Bioéconomie

Pour les producteurs de fruits , le verger français est menacé

Le verger de Rhône Alpes recule dramatiquement. Selon les données du recensement AGRESTE  cités par notre confrère Terroirs de Rhône-Alpes,  les vergers des principales productions fruitières ont reculé  entre 2000 et 2010 : c’est le cas pour les abricotiers, pour les pommiers de table (par rapport  à la pomme à cidre), des cerisiers, des poiriers, des framboisiers. Les surfaces consacrées à la pêche ont presque été divisées par trois en dix ans. Les surfaces de framboisiers ont été divisées par deux. Seules les noyeraies ont progressé.

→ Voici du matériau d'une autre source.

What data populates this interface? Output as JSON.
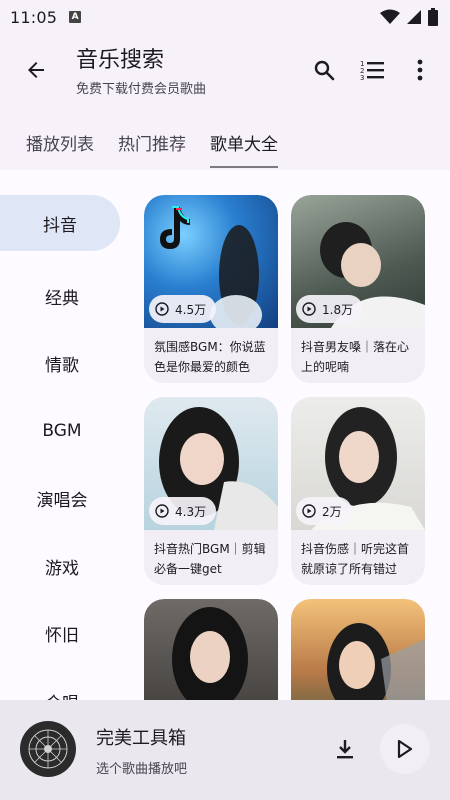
{
  "status": {
    "time": "11:05",
    "badge": "A"
  },
  "app_bar": {
    "title": "音乐搜索",
    "subtitle": "免费下载付费会员歌曲"
  },
  "tabs": [
    {
      "label": "播放列表",
      "active": false
    },
    {
      "label": "热门推荐",
      "active": false
    },
    {
      "label": "歌单大全",
      "active": true
    }
  ],
  "categories": [
    {
      "label": "抖音",
      "active": true
    },
    {
      "label": "经典",
      "active": false
    },
    {
      "label": "情歌",
      "active": false
    },
    {
      "label": "BGM",
      "active": false
    },
    {
      "label": "演唱会",
      "active": false
    },
    {
      "label": "游戏",
      "active": false
    },
    {
      "label": "怀旧",
      "active": false
    },
    {
      "label": "合唱",
      "active": false
    }
  ],
  "playlists": [
    {
      "plays": "4.5万",
      "name": "氛围感BGM：你说蓝色是你最爱的颜色"
    },
    {
      "plays": "1.8万",
      "name": "抖音男友嗓｜落在心上的呢喃"
    },
    {
      "plays": "4.3万",
      "name": "抖音热门BGM｜剪辑必备一键get"
    },
    {
      "plays": "2万",
      "name": "抖音伤感｜听完这首就原谅了所有错过"
    },
    {
      "plays": "",
      "name": ""
    },
    {
      "plays": "",
      "name": ""
    }
  ],
  "player": {
    "title": "完美工具箱",
    "subtitle": "选个歌曲播放吧"
  },
  "colors": {
    "background": "#f7f2fa",
    "active_category": "#dfe6f6",
    "card": "#f1eef5",
    "player": "#eae7ee"
  }
}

Le verger le plus diversifié

 Cette situation a été évoquée ce jeudi lors de la première journée du congrès de la Fédération Nationale des producteurs de Fruits (FNPF) qui se tient encore ce vendredi à Agrapole (Lyon).

Rhône Alpes possède le verger le plus diversifié en France, avec des  productions particulières comme la châtaigne ou la noix, mais aussi avec des productions assez typiques comme la cerise.

En tout, chaque année les producteurs de fruits livrent  400 000 tonnes pour les marchés nationaux et internationaux. Les producteurs sont très exposés aux risques économiques et aux risques climatiques et sanitaires.

Un recul aux causes multiples

Les causes du recul sont multiples. Les risques sanitaires sont une explication. Les arbres fruitiers comme tout être vivant peut être malades, victimes de bactéries ou de virus, hôtes de parasites.

Or, la lutte contre certaines maladies ou contre certains parasites, n’est plus possible ou elle est rendue moins efficace par l’abandon de certaines molécules. Les techniques de remplacement ne sont pas toujours disponibles, même si des abricots résistants à la sharka ont été mis au point par l’INRA.

Des règles plus strictes que les règles européennes

Or, alors que les producteurs français appliquent des règles supérieures aux normes européennes, des concurrents appliquent  simplement les règles de base. « Pour certains fruits, la production française est exportée et des fruits sont importés, par exemple d’Espagne. Mais ces fruits importés s’ils correspondant aux normes européennes, ne correspondent pas à la réglementation française. » explique Luc Barbier, Président de la Fédération. Les contrôles sont  largement insuffisants, voire inexistants.

Relations déséquilibrées

D’autres difficultés sont dues à des relations commerciales parfois déséquilibrées avec les grandes et moyennes surfaces de l’alimentation. Certes des exemples positifs de coopération existent comme la collaboration entre le Groupement de producteurs Saveurs du Coin et l’enseigne Auchan.

Mais dans d’autres cas, les relations sont déséquilibrées. Des palettes de fruits commandées par des magasins sont refusées et renvoyées au producteur sous prétexte de manque de qualité, alors que le distributeur estime simplement qu’il ne pourra finalement pas écouler les produits commandés.

Autre handicap, la lourdeur des règlementations et du coût du travail.  Tous les textes sont de plus en plus complexes. Le Code du Travail interdit la cueillette des cerises sur des échelles !

Coût du travail

Mais la concurrence par le coût du travail, de la part de producteurs européens est aussi mise en avant.  L’agriculture allemande bénéficie de travailleurs étrangers en détachement peu payés.

Les producteurs de la FNPF ont écouté avec intérêt les actions de la Fédération du Bâtiment qui demande ces contrôles sur les entreprises européennes employant des salariés en France.  Moins d’une entreprise européenne sur quatre détachant des salariés en France déclare sont activité, ce qui rend les contrôles difficiles. Les producteurs de fruits craignent que cette pratique arrive dans leur secteur. Et menace le verger français.